Un passaggio che segna un netto cambio di passo nella giurisprudenza italiana, e che recepisce le linee guida della Corte Costituzionale.
Il richiamo alla Consulta
La sentenza, nelle sue otto pagine di motivazione, si aggancia infatti alla pronuncia n. 44 del 16 aprile 2025 della Corte Costituzionale, che ha ribadito come il pluralismo dell’informazione rappresenti un valore centrale dell’articolo 21 della Costituzione e un presupposto irrinunciabile per la democrazia.
La Consulta ha precisato che la libertà di informare e il diritto ad essere informati sono «condizione preliminare per l’attuazione, a ogni livello, della forma democratica dello Stato».
Il caso TvZoom
La vicenda concreta riguarda il quotidiano online TvZoom e un articolo pubblicato nel 2019 dalla giornalista Tiziana Leone, sotto la direzione di Andrea Amato.
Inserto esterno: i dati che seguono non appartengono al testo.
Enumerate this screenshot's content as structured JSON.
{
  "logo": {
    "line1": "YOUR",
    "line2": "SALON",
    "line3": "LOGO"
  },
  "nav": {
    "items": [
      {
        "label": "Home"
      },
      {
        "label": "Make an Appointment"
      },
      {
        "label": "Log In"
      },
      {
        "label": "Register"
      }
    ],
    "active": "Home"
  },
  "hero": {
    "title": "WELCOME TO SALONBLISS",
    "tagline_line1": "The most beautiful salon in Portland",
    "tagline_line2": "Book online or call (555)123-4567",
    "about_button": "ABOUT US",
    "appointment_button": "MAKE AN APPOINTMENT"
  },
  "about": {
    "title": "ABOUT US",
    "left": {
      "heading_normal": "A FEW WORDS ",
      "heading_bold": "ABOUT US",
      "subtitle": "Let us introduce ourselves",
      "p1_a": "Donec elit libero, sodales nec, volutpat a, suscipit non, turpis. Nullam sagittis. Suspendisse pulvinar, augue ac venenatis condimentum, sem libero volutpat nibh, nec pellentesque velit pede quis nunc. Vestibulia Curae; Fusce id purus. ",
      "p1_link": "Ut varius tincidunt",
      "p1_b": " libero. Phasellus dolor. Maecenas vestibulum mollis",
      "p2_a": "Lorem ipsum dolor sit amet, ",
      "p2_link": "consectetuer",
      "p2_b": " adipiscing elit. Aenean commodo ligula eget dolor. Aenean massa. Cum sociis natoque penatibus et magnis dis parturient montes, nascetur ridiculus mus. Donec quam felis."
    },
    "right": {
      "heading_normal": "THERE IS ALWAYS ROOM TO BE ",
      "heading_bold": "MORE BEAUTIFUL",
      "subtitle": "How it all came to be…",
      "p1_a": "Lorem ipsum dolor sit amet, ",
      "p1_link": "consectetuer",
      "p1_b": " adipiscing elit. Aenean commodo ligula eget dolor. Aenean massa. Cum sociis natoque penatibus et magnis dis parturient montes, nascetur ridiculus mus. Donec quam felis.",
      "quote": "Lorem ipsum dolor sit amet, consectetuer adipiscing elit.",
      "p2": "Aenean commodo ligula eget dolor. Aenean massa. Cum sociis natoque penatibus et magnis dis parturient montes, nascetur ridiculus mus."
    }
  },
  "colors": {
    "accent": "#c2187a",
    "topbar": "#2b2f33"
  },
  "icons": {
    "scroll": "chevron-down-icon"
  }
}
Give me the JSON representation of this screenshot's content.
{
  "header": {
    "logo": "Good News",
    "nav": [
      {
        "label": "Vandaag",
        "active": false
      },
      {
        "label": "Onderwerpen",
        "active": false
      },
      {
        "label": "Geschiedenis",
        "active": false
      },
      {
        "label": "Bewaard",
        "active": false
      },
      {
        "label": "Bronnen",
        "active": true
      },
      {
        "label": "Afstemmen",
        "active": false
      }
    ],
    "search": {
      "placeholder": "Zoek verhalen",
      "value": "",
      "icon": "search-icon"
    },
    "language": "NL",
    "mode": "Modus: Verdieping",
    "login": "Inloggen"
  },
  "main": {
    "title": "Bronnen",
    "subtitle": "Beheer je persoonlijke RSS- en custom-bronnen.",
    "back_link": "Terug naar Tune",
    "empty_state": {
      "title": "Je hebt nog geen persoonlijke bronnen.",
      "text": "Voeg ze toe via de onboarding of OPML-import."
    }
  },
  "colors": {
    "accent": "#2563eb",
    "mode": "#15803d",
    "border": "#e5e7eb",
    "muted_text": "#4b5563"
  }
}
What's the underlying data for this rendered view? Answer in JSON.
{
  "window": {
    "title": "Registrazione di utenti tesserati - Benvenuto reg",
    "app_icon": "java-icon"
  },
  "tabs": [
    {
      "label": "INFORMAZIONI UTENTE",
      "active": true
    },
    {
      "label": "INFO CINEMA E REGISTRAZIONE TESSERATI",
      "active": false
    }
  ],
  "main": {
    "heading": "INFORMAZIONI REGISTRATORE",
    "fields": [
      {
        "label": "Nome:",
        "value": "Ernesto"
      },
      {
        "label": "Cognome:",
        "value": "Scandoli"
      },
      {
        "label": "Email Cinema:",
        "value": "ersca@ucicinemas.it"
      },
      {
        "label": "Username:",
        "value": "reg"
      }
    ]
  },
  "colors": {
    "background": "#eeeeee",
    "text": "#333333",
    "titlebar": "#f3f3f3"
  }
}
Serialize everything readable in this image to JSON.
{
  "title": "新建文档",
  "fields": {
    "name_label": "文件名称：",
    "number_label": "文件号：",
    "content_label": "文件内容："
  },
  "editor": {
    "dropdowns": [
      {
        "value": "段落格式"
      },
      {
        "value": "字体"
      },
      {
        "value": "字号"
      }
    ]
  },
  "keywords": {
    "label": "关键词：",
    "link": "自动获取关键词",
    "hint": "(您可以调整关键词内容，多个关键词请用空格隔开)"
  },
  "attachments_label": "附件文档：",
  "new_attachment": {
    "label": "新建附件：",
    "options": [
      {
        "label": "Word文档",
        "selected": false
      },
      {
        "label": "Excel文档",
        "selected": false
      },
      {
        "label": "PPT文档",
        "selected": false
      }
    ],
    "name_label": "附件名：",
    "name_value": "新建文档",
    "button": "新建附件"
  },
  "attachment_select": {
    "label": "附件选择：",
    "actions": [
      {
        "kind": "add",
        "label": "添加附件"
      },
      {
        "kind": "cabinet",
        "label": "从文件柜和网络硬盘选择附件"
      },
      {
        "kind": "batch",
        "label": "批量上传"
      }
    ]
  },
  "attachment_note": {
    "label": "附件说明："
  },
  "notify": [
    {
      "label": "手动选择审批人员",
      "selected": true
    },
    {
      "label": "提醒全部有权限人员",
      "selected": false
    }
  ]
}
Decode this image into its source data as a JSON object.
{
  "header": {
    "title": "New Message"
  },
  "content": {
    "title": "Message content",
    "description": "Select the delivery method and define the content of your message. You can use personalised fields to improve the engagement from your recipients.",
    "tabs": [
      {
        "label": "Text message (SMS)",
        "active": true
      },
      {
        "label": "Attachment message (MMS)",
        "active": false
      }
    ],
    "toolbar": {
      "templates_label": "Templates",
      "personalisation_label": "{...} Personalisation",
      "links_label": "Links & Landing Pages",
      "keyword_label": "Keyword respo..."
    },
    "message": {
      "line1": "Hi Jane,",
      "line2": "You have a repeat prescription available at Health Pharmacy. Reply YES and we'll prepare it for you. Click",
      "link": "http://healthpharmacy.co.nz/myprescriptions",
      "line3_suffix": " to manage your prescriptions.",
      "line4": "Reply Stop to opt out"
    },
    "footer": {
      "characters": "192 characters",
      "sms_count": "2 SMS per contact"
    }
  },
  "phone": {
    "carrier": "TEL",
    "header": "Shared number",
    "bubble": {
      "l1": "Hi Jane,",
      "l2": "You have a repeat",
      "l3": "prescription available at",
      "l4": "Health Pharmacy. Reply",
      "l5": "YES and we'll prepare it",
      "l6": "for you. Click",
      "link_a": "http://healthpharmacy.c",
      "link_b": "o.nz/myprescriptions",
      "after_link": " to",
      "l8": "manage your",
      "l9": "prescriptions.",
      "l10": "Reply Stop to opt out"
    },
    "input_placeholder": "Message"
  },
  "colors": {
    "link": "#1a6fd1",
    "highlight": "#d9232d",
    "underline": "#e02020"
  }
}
Il pezzo – intitolato “La pietosa compravendita delle nomine della Rai dimostra che la politica e viale Mazzini sono una cosa sola” – denunciava la lottizzazione politica delle nomine Rai, citando tra gli altri il giornalista Milo Infante.
Secondo l’accusa, l’articolo aveva leso la reputazione di Infante, attribuendogli una nomina legata alla Lega e mettendo in dubbio la sua professionalità.
Condannati in primo grado e in appello a Milano, Amato e Leone sono stati invece assolti in via definitiva dalla Cassazione. La Suprema Corte ha riconosciuto che le frasi incriminate non costituivano un attacco personale, ma rientravano nella critica politica legittima su un tema di forte interesse pubblico.
Una svolta per il giornalismo italiano
La decisione ha un valore che va oltre il singolo caso. Stabilisce, di fatto, che la critica politica e istituzionale, se non è mera aggressione personale, non può essere schiacciata sotto il peso delle condanne penali per diffamazione.
È una scelta di civiltà giuridica, che rafforza il diritto di cronaca e di critica dei giornalisti, protegge il dibattito pubblico e rende più difficile l’uso strumentale delle querele come bavaglio all’informazione.
In una fase storica in cui la libertà di stampa è sotto pressione, la Cassazione e la Corte Costituzionale hanno tracciato una rotta chiara: la democrazia vive di informazione libera e pluralista, e solo l’attacco personale ingiustificato può travalicare quel limite.